Pour briser ce cercle vicieux, Daouda Diallo et Mohamed Amara préconisent d’abord de dénoncer les violations de droits humains, de lutter contre l’impunité, mais aussi d’organiser la prévention.

Selon eux, la cohésion sociale ne pourra être restaurée qu’en ouvrant le dialogue avec les populations concernées : les leaders communautaires, les responsables locaux ou encore la société civile, afin de déconstruire les préjugés et d’écouter les besoins des populations.

Daouda Diallo recommande par exemple de légiférer pour réparer les affres de l’agrobusiness et garantir l’accès aux couloirs de transhumances.

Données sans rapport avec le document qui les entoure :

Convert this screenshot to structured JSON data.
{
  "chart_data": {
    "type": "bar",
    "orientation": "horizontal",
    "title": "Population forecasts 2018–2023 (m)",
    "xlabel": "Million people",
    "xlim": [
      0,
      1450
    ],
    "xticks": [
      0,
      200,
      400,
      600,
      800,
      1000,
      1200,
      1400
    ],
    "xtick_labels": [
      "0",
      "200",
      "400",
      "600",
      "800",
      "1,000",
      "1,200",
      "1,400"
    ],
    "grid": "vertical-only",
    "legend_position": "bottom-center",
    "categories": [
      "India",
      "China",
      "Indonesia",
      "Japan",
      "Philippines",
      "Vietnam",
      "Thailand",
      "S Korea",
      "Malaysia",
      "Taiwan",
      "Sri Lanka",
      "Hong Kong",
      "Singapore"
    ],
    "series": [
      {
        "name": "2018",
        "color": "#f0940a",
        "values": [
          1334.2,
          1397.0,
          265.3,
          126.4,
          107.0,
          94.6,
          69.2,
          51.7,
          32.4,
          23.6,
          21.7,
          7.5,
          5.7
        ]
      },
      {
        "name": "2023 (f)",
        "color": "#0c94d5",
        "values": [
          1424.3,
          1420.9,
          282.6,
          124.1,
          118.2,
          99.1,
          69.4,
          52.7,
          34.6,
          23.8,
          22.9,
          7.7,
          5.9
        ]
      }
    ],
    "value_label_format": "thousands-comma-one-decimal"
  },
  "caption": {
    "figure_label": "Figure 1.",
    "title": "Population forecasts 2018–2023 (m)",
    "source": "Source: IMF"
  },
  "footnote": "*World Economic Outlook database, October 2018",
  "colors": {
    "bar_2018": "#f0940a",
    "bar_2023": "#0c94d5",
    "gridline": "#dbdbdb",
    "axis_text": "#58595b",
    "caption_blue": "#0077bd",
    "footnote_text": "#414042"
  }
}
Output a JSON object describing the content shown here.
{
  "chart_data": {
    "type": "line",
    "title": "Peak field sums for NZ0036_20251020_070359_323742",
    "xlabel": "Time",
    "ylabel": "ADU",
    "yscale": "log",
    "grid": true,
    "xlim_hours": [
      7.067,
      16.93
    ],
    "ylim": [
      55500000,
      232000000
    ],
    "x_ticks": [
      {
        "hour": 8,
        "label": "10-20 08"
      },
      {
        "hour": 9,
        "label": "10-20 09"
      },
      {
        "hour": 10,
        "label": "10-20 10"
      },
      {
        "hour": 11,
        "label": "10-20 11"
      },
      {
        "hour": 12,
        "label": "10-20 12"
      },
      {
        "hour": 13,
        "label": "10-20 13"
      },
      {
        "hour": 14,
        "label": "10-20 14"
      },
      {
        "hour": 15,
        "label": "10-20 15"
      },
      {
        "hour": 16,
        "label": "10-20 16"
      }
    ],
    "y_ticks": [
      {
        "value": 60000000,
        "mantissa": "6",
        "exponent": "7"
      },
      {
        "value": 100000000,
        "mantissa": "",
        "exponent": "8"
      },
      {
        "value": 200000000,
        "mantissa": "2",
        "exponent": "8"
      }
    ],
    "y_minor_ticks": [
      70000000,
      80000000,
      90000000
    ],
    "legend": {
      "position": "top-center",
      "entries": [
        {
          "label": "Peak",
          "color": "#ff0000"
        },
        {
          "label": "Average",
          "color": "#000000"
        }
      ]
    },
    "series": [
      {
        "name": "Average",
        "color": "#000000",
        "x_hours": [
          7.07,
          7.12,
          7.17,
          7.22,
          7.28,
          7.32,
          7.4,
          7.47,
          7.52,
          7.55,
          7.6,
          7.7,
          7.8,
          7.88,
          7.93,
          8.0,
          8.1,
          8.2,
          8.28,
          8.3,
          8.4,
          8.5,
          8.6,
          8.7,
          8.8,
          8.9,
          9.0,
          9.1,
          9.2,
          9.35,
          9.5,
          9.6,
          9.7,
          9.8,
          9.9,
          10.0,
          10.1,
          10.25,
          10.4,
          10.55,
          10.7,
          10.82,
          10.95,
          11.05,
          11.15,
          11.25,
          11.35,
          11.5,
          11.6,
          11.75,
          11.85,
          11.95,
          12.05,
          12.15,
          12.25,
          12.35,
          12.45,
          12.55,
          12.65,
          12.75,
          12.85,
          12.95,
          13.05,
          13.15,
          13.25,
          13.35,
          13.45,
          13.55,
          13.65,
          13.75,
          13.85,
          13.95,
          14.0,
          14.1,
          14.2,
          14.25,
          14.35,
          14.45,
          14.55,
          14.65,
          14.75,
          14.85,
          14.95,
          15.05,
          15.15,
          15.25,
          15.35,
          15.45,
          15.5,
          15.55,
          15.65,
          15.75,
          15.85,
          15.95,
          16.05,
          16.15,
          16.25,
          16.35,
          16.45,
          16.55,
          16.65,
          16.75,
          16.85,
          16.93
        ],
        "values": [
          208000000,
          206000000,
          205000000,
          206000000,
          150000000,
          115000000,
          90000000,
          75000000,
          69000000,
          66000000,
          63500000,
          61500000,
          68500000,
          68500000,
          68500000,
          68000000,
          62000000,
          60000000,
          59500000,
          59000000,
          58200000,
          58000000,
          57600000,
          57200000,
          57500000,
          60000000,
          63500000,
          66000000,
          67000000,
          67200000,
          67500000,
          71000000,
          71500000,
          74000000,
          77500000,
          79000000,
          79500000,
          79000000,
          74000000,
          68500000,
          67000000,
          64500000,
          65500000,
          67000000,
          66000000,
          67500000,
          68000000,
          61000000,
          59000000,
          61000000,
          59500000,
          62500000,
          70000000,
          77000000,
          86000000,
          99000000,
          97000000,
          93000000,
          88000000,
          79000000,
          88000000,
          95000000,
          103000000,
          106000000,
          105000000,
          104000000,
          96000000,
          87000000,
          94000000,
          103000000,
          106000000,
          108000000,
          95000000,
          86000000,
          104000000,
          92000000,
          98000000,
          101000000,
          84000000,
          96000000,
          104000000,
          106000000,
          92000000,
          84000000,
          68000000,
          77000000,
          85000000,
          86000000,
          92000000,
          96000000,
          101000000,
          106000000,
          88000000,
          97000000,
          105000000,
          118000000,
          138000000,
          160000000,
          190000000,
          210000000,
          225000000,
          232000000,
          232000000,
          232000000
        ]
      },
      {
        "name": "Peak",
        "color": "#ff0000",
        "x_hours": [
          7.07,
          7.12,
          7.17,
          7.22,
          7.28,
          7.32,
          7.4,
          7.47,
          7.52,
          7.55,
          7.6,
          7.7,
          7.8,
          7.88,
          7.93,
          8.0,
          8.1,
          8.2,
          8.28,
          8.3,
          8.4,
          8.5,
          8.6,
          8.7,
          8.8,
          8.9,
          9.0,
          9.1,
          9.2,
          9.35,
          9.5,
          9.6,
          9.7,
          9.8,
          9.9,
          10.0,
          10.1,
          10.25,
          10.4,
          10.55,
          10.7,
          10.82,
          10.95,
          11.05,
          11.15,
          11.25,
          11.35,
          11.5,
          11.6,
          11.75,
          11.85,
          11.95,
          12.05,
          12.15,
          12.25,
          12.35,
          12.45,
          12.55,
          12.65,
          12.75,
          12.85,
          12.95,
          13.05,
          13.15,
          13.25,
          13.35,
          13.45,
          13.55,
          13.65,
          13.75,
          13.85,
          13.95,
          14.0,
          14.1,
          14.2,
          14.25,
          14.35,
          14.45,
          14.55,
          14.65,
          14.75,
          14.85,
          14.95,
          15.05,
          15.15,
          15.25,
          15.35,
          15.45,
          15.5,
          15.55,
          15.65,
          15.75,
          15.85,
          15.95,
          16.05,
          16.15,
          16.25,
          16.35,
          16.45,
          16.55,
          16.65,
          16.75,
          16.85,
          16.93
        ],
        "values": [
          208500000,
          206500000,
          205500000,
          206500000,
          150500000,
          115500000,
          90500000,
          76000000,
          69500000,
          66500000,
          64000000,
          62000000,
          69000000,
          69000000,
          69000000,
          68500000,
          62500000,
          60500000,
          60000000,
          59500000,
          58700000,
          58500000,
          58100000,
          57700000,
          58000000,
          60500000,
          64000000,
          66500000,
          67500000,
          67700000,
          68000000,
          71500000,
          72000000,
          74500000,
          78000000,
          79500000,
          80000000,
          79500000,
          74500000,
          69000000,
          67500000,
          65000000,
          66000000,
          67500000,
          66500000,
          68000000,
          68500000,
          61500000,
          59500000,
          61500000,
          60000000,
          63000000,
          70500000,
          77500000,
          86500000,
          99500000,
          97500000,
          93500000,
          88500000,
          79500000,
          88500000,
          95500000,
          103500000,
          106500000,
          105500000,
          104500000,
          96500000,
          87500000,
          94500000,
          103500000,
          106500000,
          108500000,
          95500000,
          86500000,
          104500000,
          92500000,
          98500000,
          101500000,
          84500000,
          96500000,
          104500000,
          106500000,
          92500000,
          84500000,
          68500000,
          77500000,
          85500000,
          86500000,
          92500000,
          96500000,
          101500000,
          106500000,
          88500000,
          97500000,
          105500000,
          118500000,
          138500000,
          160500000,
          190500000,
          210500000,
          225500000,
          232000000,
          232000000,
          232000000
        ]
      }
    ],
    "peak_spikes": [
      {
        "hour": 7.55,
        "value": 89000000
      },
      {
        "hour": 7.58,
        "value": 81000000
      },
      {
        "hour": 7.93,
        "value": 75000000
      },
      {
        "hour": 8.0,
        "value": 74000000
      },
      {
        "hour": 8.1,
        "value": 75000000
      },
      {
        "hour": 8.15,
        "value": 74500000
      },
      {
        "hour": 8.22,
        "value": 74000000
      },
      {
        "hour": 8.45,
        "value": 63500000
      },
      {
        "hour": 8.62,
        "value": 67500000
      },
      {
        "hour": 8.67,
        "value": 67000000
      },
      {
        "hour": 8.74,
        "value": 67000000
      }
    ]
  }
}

Cohésion sociale et tolérance

Tous les deux insistent aussi sur l’urgence de restaurer la présence de l’Etat sur l’ensemble du territoire national. Mohamed Amara déclare ainsi qu'”il ne s’agit pas seulement de faire la guerre, de gagner une bataille à travers ce que les Maliens appellent “la montée en puissance de l’armée” mais il s’agit aussi par le retour de l’administration locale, que les écoles soient réouvertes, qu’il y ait un vrai dialogue.”

Cette stratégie, qui ne peut être appliquée qu’en coopération avec les pays voisins et des partenaires internationaux du point de vue de Mohamed Amara, le sociologue la résume ainsi : “Il faut miser sur le développement pour changer la donne, miser sur le développement et le dialogue pour sortir de l’intolérance.”